An early meeting with Team MSP-Maastricht inspired several design aspects and had a significant impact on the direction of our project. At this initial meeting, we learned about their project - Aestuarium, the goal of which is to engineer an organism capable of performing biodesalination of sea water into fresh water for agricultural and industrial uses. We learned that their plan was to use the Cyanobacterium Synechococcus PCC11901 as their chassis organism, as this is a quick-growing lab strain of marine Cyanobacteria.
We quickly saw how we could partner together to improve both our projects.

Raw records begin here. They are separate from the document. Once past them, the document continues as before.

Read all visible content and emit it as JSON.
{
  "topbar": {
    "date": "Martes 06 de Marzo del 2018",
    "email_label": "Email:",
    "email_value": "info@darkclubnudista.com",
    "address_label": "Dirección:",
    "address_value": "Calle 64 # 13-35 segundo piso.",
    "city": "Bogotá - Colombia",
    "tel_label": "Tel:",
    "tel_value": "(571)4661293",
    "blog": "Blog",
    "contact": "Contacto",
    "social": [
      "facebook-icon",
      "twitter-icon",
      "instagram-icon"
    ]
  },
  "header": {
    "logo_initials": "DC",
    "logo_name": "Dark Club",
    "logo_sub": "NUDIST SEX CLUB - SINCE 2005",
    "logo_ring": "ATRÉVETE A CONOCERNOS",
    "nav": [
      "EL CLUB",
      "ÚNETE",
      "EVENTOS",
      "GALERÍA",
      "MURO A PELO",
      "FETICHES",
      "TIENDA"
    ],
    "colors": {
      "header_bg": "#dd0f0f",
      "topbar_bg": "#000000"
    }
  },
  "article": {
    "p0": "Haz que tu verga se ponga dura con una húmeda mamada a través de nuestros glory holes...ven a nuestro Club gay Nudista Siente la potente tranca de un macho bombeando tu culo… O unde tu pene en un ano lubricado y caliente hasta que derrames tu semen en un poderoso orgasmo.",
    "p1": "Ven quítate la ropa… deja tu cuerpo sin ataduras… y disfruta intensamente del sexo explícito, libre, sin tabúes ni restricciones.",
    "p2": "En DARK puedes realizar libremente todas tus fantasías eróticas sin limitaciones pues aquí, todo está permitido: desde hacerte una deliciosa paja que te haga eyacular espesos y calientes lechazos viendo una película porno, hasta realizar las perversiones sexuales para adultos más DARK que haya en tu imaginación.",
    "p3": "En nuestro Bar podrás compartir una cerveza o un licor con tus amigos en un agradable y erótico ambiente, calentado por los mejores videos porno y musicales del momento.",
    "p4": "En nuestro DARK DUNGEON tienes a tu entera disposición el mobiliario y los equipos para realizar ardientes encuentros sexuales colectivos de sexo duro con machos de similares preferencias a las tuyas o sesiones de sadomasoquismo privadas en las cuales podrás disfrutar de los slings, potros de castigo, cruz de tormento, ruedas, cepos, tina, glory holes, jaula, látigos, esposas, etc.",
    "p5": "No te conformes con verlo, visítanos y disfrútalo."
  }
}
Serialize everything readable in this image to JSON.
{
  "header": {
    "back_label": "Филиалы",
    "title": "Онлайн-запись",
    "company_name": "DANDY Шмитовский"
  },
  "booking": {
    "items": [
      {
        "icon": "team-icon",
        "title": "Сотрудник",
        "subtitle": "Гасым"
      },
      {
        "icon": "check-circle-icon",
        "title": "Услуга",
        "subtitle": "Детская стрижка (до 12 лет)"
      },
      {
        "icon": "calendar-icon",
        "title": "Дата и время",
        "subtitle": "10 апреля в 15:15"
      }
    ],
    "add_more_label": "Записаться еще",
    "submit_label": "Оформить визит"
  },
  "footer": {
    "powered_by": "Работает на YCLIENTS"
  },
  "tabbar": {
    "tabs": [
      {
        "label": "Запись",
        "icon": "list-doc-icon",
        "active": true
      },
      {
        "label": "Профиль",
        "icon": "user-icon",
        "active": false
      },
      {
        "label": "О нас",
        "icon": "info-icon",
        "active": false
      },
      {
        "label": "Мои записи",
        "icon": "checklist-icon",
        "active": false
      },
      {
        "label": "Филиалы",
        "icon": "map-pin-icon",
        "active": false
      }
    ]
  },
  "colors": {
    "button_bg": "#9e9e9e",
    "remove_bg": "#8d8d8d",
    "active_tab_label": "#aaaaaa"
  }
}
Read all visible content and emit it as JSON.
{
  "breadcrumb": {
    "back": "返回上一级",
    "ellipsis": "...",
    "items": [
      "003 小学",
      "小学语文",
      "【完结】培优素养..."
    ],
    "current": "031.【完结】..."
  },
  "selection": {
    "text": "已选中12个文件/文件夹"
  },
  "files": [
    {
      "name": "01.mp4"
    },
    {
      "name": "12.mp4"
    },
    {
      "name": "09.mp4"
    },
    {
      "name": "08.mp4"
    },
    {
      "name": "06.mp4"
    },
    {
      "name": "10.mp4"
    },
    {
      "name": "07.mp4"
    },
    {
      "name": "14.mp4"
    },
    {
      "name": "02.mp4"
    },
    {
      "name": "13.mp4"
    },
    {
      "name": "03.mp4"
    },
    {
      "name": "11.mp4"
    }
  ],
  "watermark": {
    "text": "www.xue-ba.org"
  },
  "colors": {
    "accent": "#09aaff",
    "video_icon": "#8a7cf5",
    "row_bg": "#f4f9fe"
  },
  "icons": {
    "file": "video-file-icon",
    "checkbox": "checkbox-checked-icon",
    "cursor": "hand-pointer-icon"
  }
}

During our discussions, we learned that Team MSP-Maastricht was researching methods by which their engineered cyanobacteria could be removed from a water source when desalination is complete or immobilized to prevent their engineered organism from being freed in the water source in the first place. One of the original applications we envisioned for our ghost phage was its use in tagging a Cyanobacteria host. While we initially envisioned this tagging for use in detection, we realized that our phage might be useful for immobilization of a target cell and could therefore be used by Team MSP-Maastricht to achieve their goal. We realized that our project would benefit from testing by an outside team. Not only would Team MSP-Maastricht be able to evaluate the host specificity of our ghost phage against a common Cyanobacteria chassis, but their testing of our system would also be a useful proof of concept.

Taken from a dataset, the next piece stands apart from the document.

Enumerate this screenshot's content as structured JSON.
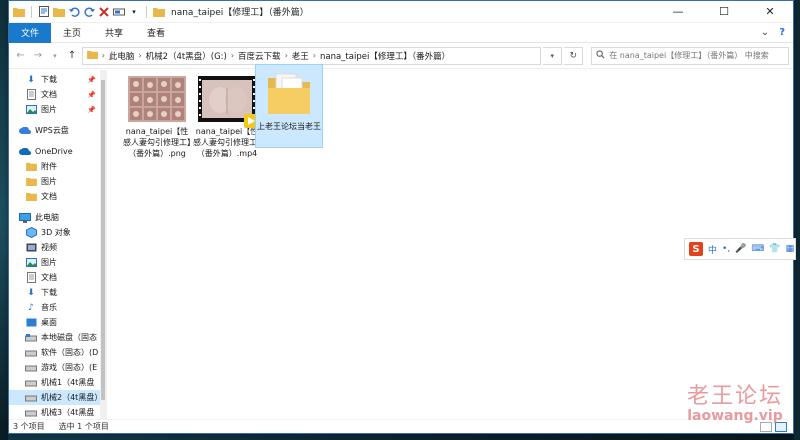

To make this partnership work, we had to develop a system that would allow us to immobilize the ghost phage on a solid surface, while allowing it to adhere to its target cell freely. T7-like phages utilize tail-fiber proteins to bind to a host. So, to prevent hindrance of this interaction we elected to add an immobilization tag to the capsid protein, which makes up the icosahedral head region of the phage. Previous work has demonstrated that biotin-tagged viruses can be immobilized by streptavidin coated surfaces and can capture target bacteria at concentrations as low as 10 cells/mL of sample (1). We therefore decided to include a biotin tagged capsid in our toolkit.

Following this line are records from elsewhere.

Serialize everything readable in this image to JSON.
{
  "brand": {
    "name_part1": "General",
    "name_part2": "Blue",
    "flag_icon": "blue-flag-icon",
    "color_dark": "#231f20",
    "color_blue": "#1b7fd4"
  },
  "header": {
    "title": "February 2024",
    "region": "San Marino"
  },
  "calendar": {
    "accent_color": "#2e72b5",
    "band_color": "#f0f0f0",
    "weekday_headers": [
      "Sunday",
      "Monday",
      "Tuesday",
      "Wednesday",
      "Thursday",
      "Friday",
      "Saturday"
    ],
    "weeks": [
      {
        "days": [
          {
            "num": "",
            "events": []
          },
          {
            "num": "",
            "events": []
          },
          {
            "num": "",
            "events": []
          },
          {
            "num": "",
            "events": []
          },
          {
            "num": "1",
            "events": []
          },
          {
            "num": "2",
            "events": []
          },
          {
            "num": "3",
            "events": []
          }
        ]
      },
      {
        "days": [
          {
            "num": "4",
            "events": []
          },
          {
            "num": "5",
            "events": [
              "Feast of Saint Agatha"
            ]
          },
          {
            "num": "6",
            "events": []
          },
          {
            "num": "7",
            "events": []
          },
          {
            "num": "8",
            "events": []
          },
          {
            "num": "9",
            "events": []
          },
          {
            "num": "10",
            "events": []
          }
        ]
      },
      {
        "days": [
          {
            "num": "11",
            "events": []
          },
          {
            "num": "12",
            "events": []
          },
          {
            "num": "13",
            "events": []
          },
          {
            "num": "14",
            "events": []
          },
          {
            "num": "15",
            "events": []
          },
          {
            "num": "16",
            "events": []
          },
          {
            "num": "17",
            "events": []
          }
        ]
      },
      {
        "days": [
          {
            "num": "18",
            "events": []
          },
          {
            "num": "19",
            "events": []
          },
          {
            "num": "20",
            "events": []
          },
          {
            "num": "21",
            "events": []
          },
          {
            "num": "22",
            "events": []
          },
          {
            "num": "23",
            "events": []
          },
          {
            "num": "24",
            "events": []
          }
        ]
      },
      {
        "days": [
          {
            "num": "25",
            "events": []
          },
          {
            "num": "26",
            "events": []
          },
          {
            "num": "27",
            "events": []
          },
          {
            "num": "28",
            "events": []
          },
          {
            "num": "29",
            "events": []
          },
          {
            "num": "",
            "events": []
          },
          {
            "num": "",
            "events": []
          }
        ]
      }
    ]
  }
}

We envisioned adding a biotin tag to the capsid of the virus, and then immobilizing the virus on a solid streptavidin-coated substrate, such as a chip, or beads. A sample of desalinated water could be passed over the chip, or the bead-phage complexes could be added to the water, where the phage would bind and immobilize the engineered bacteria. The water could then be collected as it runs off the chip, or separated from beads via filtration, centrifugation, or use of a magnet (if magnetic beads were used).
To further this partnership, we designed a version the S-TIP37 capsid protein with a biotin tag on the C-terminus. This part has been entered into the parts repository under part number BBa_K4268003. The sequence of this tag, along with a 6 amino acid linker was taken from the literature (1, 2). We also used this sequence to design a complete version of the phagemid that contains the biotin tag, which can be found in the repository as the composite part BBa_K4268020. We were successfully able to clone the basic part and are still working on constructing the higher-level assemblies needed to create the final phagemid.
Unfortunately, we ran out of time to complete assembly of the full phagemid. We planned to send the completed DNA construct to Team MSP-Maastricht for testing, along with protocols and materials for isolation and testing of the ghost phage. In turn, we hoped to obtain their data regarding the ability of the phage to attach to Synechococcus PCC11901.